Now in the second portion of the project, we’re going to analyze the ToothGrowth data in the R datasets package.
Load the ToothGrowth data and perform some basic exploratory data analyses Provide a basic summary of the data. Use confidence intervals and/or hypothesis tests to compare tooth growth by supp and dose. (Only use the techniques from class, even if there’s other approaches worth considering) State your conclusions and the assumptions needed for your conclusions. Required packages:
library(ggplot2)
data(ToothGrowth)
str(ToothGrowth)
## 'data.frame': 60 obs. of 3 variables:
## $ len : num 4.2 11.5 7.3 5.8 6.4 10 11.2 11.2 5.2 7 ...
## $ supp: Factor w/ 2 levels "OJ","VC": 2 2 2 2 2 2 2 2 2 2 ...
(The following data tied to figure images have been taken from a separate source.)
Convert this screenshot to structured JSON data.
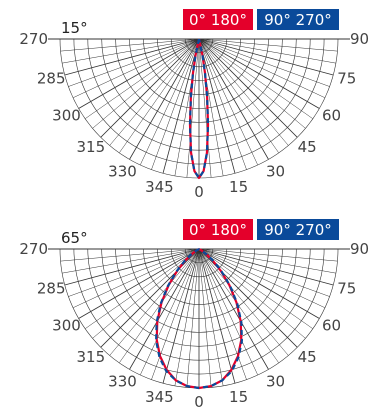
{
  "colors": {
    "series_0_180": "#e4002b",
    "series_90_270": "#0a4a9a",
    "grid": "#333333",
    "legend_text": "#ffffff"
  },
  "chart_data": [
    {
      "type": "polar",
      "title": "15°",
      "angle_labels": [
        "270",
        "285",
        "300",
        "315",
        "330",
        "345",
        "0",
        "15",
        "30",
        "45",
        "60",
        "75",
        "90"
      ],
      "legend": [
        {
          "label": "0° 180°",
          "color": "#e4002b"
        },
        {
          "label": "90° 270°",
          "color": "#0a4a9a"
        }
      ],
      "series": [
        {
          "name": "0° 180°",
          "angles": [
            0,
            2,
            4,
            6,
            8,
            10,
            12,
            15
          ],
          "values": [
            1.0,
            0.95,
            0.82,
            0.62,
            0.42,
            0.25,
            0.12,
            0.0
          ]
        },
        {
          "name": "90° 270°",
          "angles": [
            0,
            2,
            4,
            6,
            8,
            10,
            12,
            15
          ],
          "values": [
            1.0,
            0.95,
            0.82,
            0.62,
            0.42,
            0.25,
            0.12,
            0.0
          ]
        }
      ]
    },
    {
      "type": "polar",
      "title": "65°",
      "angle_labels": [
        "270",
        "285",
        "300",
        "315",
        "330",
        "345",
        "0",
        "15",
        "30",
        "45",
        "60",
        "75",
        "90"
      ],
      "legend": [
        {
          "label": "0° 180°",
          "color": "#e4002b"
        },
        {
          "label": "90° 270°",
          "color": "#0a4a9a"
        }
      ],
      "series": [
        {
          "name": "0° 180°",
          "angles": [
            0,
            5,
            10,
            15,
            20,
            25,
            30,
            35,
            40,
            45,
            50,
            55,
            60,
            65
          ],
          "values": [
            1.0,
            0.99,
            0.96,
            0.9,
            0.82,
            0.72,
            0.6,
            0.47,
            0.34,
            0.22,
            0.13,
            0.06,
            0.02,
            0.0
          ]
        },
        {
          "name": "90° 270°",
          "angles": [
            0,
            5,
            10,
            15,
            20,
            25,
            30,
            35,
            40,
            45,
            50,
            55,
            60,
            65
          ],
          "values": [
            1.0,
            0.99,
            0.96,
            0.91,
            0.83,
            0.73,
            0.61,
            0.48,
            0.35,
            0.23,
            0.14,
            0.07,
            0.02,
            0.0
          ]
        }
      ]
    }
  ]
}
## $ dose: num 0.5 0.5 0.5 0.5 0.5 0.5 0.5 0.5 0.5 0.5 ...
head(ToothGrowth, 5)
## len supp dose
## 1 4.2 VC 0.5
## 2 11.5 VC 0.5
## 3 7.3 VC 0.5
## 4 5.8 VC 0.5
## 5 6.4 VC 0.5
Look at the summary of the data
summary(ToothGrowth)
## len supp dose
## Min. : 4.20 OJ:30 Min. :0.500
## 1st Qu.:13.07 VC:30 1st Qu.:0.500
## Median :19.25 Median :1.000
## Mean :18.81 Mean :1.167
## 3rd Qu.:25.27 3rd Qu.:2.000
## Max. :33.90 Max. :2.000
Compare means of the different delivery methods
tapply(ToothGrowth$len,ToothGrowth$supp, mean)
## OJ VC
## 20.66333 16.96333
Make a plot to look at data graphically
ggplot(ToothGrowth, aes(factor(dose), len, fill = factor(dose))) +
geom_boxplot() +
# facet_grid(.~supp)+
facet_grid(.~supp, labeller = as_labeller(
c("OJ" = "Orange juice",
"VC" = "Ascorbic Acid"))) +
labs(title = "Tooth growth of 60 guinea pigs
by dosage and\nby delivery method of vitamin C",
x = "Dose in milligrams/day",
y = "Tooth Lengh") +
scale_fill_discrete(name = "Dosage of\nvitamin C\nin mg/day")
Comparison by delivery method for the same dosage
t05 <- t.test(len ~ supp,
data = rbind(ToothGrowth[(ToothGrowth$dose == 0.5) &
(ToothGrowth$supp == "OJ"),],
ToothGrowth[(ToothGrowth$dose == 0.5) &
(ToothGrowth$supp == "VC"),]),
var.equal = FALSE)
t1 <- t.test(len ~ supp,
data = rbind(ToothGrowth[(ToothGrowth$dose == 1) &
(ToothGrowth$supp == "OJ"),],
ToothGrowth[(ToothGrowth$dose == 1) &
(ToothGrowth$supp == "VC"),]),
var.equal = FALSE)
t2 <- t.test(len ~ supp,
data = rbind(ToothGrowth[(ToothGrowth$dose == 2) &
(ToothGrowth$supp == "OJ"),],
ToothGrowth[(ToothGrowth$dose == 2) &
(ToothGrowth$supp == "VC"),]),
var.equal = FALSE)
# Make summary of the conducted t.tests, which compare the delivery methods by dosage
# take p-values and CI
summaryBYsupp <- data.frame(
"p-value" = c(t05$p.value, t1$p.value, t2$p.value),
"Conf.Low" = c(t05$conf.int[1],t1$conf.int[1], t2$conf.int[1]),
"Conf.High" = c(t05$conf.int[2],t1$conf.int[2], t2$conf.int[2]),
row.names = c("Dosage .05","Dosage 1","Dosage 2"))
# Show the data table
summaryBYsupp
## p.value Conf.Low Conf.High
## Dosage .05 0.006358607 1.719057 8.780943
## Dosage 1 0.001038376 2.802148 9.057852
## Dosage 2 0.963851589 -3.798070 3.638070
We reject the null hypothesis at 95% confidence. So, there is no difference in the tooth growth by the delivery method for 0.5 and 1 milligrams/day. We observe p-values less than the treshold of 0.05 and the confidence levels don’t include 0. So, for dosage of .5 milligrams/day and 1 milligrams/day does matter the delivery method. With 95% confidence we fail to reject the null hypothesis, stating that there is no difference in the tooth growth by the delivery method for 2 milligrams/day. We observe p-values more than the treshold of .05 and the confidence levels include 0. So, for dosage of 2 milligrams/day the delivery method doesn’t matter.